Au Liban, la ville de Baalbeck et ses ruines romaines sont désertées par les locaux et les touristes

Au Liban, la ville de Baalbeck et ses ruines romaines sont désertées par les locaux et les touristes
Au Liban, la ville de Baalbeck et ses ruines romaines sont désertées par les locaux et les touristes

La métropole, dans la plaine de la Bekaa, célèbre pour ses temples romains et inscrite au patrimoine mondial de l’UNESCO, est confrontée à une situation dramatique.

La ville devient déserte. Depuis plus d’un mois, le mythique hôtel Palmyre n’a pas accueilli un seul touriste venu explorer les ruines romaines de Baalbeck, près desquelles sont tombées les bombes israéliennes. Mais Rabih Salika refuse de quitter l’établissement où il travaille depuis 24 ans. La guerre entre Israël et le mouvement pro-iranien Hezbollah, solidement implanté à Baalbeck, n’a pas perturbé le quotidien de Rabih Salika. De pièce en pièce, sous les hauts plafonds de l’élégante bâtisse en pierre du XIXe siècle, il dépoussière les vieux meubles, balayant dans la cour les vitres brisées des fenêtres soufflées par les bombardements.

« En 150 ans, cet hôtel n’a jamais fermé ses portes », se vante le quadragénaire. Et malgré le contexte actuel « les propriétaires souhaitent le garder ouvert » ». Mais l’establishment, qui accueillit Charles de Gaulle et Lawrence d’Arabie, « est totalement vide, pas un seul client. Nous ne servons même pas une seule tasse de café ».

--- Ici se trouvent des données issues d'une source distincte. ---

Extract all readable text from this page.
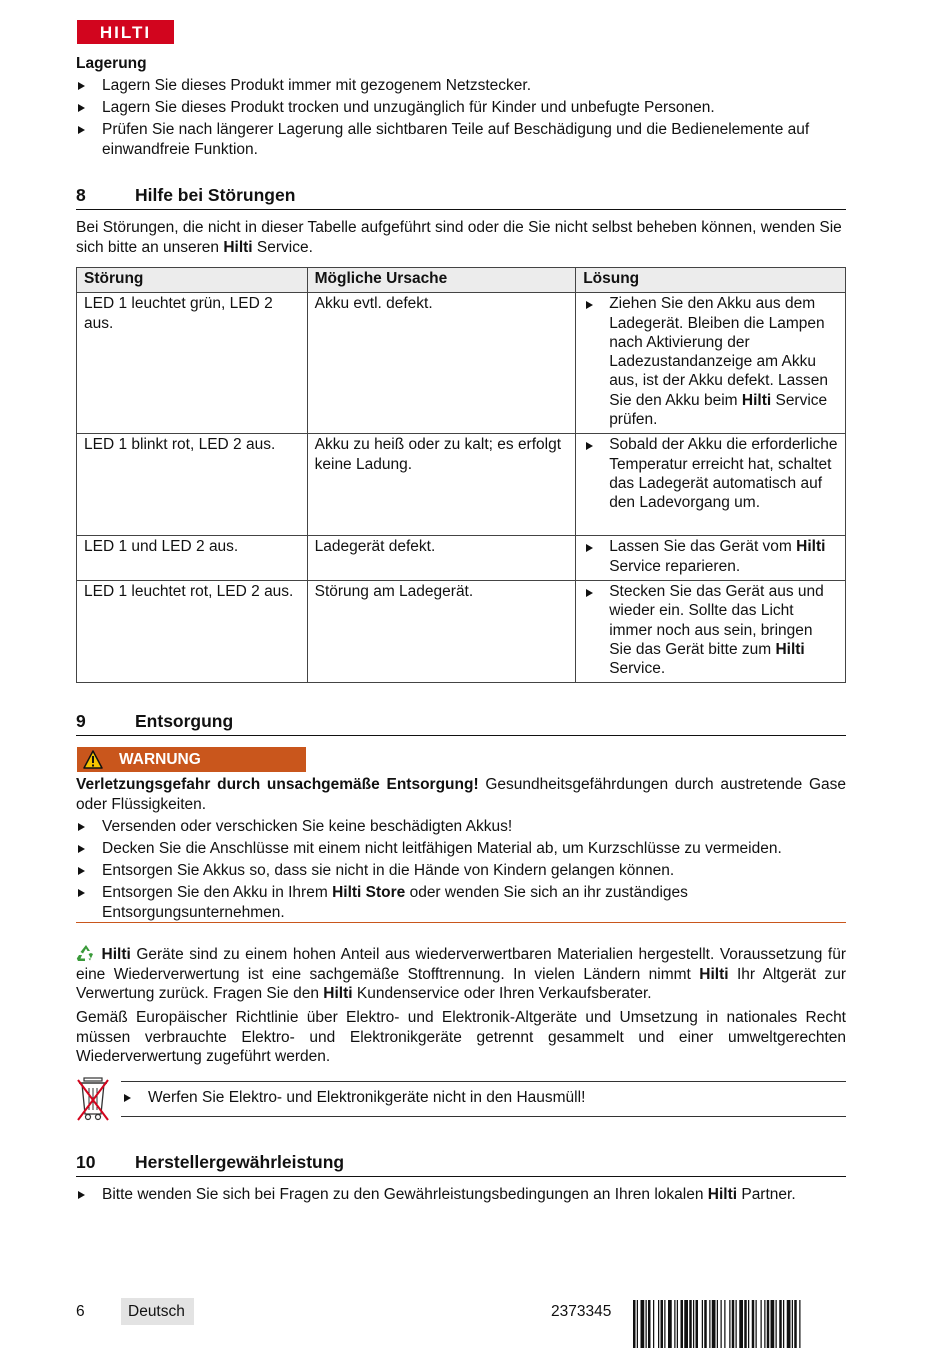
HILTI
Lagerung
Lagern Sie dieses Produkt immer mit gezogenem Netzstecker.
Lagern Sie dieses Produkt trocken und unzugänglich für Kinder und unbefugte Personen.
Prüfen Sie nach längerer Lagerung alle sichtbaren Teile auf Beschädigung und die Bedienelemente auf einwandfreie Funktion.
8	Hilfe bei Störungen
Bei Störungen, die nicht in dieser Tabelle aufgeführt sind oder die Sie nicht selbst beheben können, wenden Sie sich bitte an unseren Hilti Service.
Störung	Mögliche Ursache	Lösung
LED 1 leuchtet grün, LED 2 aus.	Akku evtl. defekt.	Ziehen Sie den Akku aus dem Ladegerät. Bleiben die Lampen nach Aktivierung der Ladezustandanzeige am Akku aus, ist der Akku defekt. Lassen Sie den Akku beim Hilti Service prüfen.
LED 1 blinkt rot, LED 2 aus.	Akku zu heiß oder zu kalt; es erfolgt keine Ladung.	Sobald der Akku die erforderliche Temperatur erreicht hat, schaltet das Ladegerät automatisch auf den Ladevorgang um.
LED 1 und LED 2 aus.	Ladegerät defekt.	Lassen Sie das Gerät vom Hilti Service reparieren.
LED 1 leuchtet rot, LED 2 aus.	Störung am Ladegerät.	Stecken Sie das Gerät aus und wieder ein. Sollte das Licht immer noch aus sein, bringen Sie das Gerät bitte zum Hilti Service.
9	Entsorgung
WARNUNG
Verletzungsgefahr durch unsachgemäße Entsorgung! Gesundheitsgefährdungen durch austretende Gase oder Flüssigkeiten.
Versenden oder verschicken Sie keine beschädigten Akkus!
Decken Sie die Anschlüsse mit einem nicht leitfähigen Material ab, um Kurzschlüsse zu vermeiden.
Entsorgen Sie Akkus so, dass sie nicht in die Hände von Kindern gelangen können.
Entsorgen Sie den Akku in Ihrem Hilti Store oder wenden Sie sich an ihr zuständiges Entsorgungsunternehmen.
Hilti Geräte sind zu einem hohen Anteil aus wiederverwertbaren Materialien hergestellt. Voraussetzung für eine Wiederverwertung ist eine sachgemäße Stofftrennung. In vielen Ländern nimmt Hilti Ihr Altgerät zur Verwertung zurück. Fragen Sie den Hilti Kundenservice oder Ihren Verkaufsberater.
Gemäß Europäischer Richtlinie über Elektro- und Elektronik-Altgeräte und Umsetzung in nationales Recht müssen verbrauchte Elektro- und Elektronikgeräte getrennt gesammelt und einer umweltgerechten Wiederverwertung zugeführt werden.
Werfen Sie Elektro- und Elektronikgeräte nicht in den Hausmüll!
10 Herstellergewährleistung
Bitte wenden Sie sich bei Fragen zu den Gewährleistungsbedingungen an Ihren lokalen Hilti Partner.
6	Deutsch	2373345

La ville entière est touchée par la guerre. Plus de la moitié des 250 000 habitants sont partis, selon la municipalité. Ceux qui restent sont enfermés chez eux, se précipitant le matin pour faire leurs courses car les magasins ferment tôt. La métropole, dans la plaine de la Bekaa, fief du Hezbollah à la frontière syrienne, vit principalement du tourisme, notamment grâce à son site hérité de l’antique Héliopolis, et classé au patrimoine mondial de l’UNESCO : il abrite « parmi les plus grands temples romains jamais construits et parmi les mieux conservés ».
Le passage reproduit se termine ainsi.